I’ve made blogs for the Digital Media Aesthetics students, with a mothership linking to the others, where I’m going to try to connect the threads in what they write, hoping to foster conversational blogging and an appreciation of trackbacks. Last semester (in a class on web design and web aesthetics) student’s weblogs counted for 40% of their final grade; this semester the main part of the grade depends on an essay or other sustained project (one pair are planning to build a game) that we’ll be working on through the semester. I’m planning to set aside time for blogging in each class and giving the students very specific tasks in their blogging time, because I want them to have enough experience with this way of writing and working that they can find out whether it’s helpful to them.
Based on my experience last year, I’d say that there are three ways of responding to classroom blogging:
1. You see it, get it instantly, love it and blossom with it. (I’m one of these people)
2. You see it, don’t quite see the point, perhaps you’re quite sceptical, but if you do it for a while you come to find it valuable.
3. You see it, hate it, try it reluctantly and continue to hate it.
The first category is an utter joy to have in the classroom. All you have to do is let them know that blogs exist and they’re off. Nils had redesigned his blog half an hour after I’d set them up – and this was in the evening! I don’t know whether he’ll enjoy writing, of course, but that kind of enthusiasm would thrill any teacher! I was lucky enough to have an enthusiastic blogger from last semester in this semester’s class too, and it was brilliant seeing her explain the pleasures and the usefulness of blogging to other students. She pointed out one advantage in student blogs I hadn’t thought of: she types her lecture notes and so on straight into MoveableType leaving them as drafts rather than publishing them. That way, she has all her notes always available from uni or from home, and they’re searchable.

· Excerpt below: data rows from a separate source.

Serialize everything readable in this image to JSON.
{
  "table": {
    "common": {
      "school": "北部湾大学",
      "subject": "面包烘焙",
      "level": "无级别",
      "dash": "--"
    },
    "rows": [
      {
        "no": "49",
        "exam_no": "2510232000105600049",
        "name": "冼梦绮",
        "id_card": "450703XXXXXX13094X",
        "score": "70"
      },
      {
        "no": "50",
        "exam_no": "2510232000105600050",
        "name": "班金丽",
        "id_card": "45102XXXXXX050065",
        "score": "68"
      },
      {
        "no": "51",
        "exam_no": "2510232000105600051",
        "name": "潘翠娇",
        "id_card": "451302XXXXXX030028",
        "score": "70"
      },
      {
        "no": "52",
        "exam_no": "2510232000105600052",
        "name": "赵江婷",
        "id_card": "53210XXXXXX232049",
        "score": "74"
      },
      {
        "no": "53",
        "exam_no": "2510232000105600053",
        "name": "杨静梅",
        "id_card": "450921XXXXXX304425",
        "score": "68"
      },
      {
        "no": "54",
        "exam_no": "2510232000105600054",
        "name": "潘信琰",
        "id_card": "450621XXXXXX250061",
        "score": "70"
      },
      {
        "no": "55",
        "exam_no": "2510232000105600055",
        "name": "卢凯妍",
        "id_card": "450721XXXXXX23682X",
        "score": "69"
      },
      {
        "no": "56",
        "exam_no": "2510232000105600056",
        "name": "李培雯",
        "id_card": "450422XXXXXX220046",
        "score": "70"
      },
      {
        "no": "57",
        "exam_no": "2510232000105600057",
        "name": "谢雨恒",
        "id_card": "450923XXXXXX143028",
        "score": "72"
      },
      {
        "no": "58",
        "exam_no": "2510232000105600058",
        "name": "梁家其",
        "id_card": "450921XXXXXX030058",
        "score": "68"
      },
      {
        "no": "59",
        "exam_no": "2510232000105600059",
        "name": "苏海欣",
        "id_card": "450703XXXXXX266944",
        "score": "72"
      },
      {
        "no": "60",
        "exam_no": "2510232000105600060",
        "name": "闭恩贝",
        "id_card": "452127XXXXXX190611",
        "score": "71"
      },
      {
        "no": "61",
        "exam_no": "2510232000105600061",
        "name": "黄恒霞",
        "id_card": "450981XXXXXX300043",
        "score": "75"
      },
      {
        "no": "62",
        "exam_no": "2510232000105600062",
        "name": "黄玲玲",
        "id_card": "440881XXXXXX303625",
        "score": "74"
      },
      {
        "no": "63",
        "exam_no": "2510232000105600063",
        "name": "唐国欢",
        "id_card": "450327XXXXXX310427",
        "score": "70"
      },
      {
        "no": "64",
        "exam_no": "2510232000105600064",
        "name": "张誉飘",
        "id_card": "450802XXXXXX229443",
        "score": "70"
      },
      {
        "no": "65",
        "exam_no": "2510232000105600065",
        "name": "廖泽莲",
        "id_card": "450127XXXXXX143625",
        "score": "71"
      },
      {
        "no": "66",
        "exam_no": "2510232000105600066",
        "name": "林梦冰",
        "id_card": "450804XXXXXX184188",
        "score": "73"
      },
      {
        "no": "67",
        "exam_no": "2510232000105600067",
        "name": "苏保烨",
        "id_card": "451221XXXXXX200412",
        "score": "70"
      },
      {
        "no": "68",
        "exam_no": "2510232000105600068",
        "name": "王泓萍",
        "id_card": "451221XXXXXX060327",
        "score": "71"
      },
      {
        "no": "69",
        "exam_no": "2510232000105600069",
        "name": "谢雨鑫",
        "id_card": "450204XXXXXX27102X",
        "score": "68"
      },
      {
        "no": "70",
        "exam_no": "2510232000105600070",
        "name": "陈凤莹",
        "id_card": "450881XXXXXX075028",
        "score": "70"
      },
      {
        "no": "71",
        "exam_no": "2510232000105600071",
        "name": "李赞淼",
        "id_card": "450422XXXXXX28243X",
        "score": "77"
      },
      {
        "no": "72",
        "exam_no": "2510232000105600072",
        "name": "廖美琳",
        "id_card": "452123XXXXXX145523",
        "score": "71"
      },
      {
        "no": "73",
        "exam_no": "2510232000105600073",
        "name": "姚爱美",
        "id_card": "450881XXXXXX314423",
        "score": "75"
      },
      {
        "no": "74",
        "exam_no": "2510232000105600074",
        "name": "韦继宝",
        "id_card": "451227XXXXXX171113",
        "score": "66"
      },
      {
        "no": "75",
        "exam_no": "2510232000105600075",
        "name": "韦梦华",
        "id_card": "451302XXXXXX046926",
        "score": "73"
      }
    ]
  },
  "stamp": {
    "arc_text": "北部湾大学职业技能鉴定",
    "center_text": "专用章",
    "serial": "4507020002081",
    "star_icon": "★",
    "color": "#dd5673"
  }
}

The second category is definitely the largest, and it’s for this category you need to devise specific blogging tasks and actually spend class time blogging. I’ll post more on what we actually do and what exercises seem to work best as I go.
I’m not quite sure what to do about the third category. There definitely are people who don’t get much out of blogging. But then, there are people who hate written exams or oral presentations, there are people who learn best from discussions with friends and others who learn best from reading or doing. Exposing students to more different ways of learning and thinking and expressing oneself can only be a good thing. There should be a point at which they can opt out of the ones that don’t work for them, though.
Norman
i’m in a 4th category — just totally confused.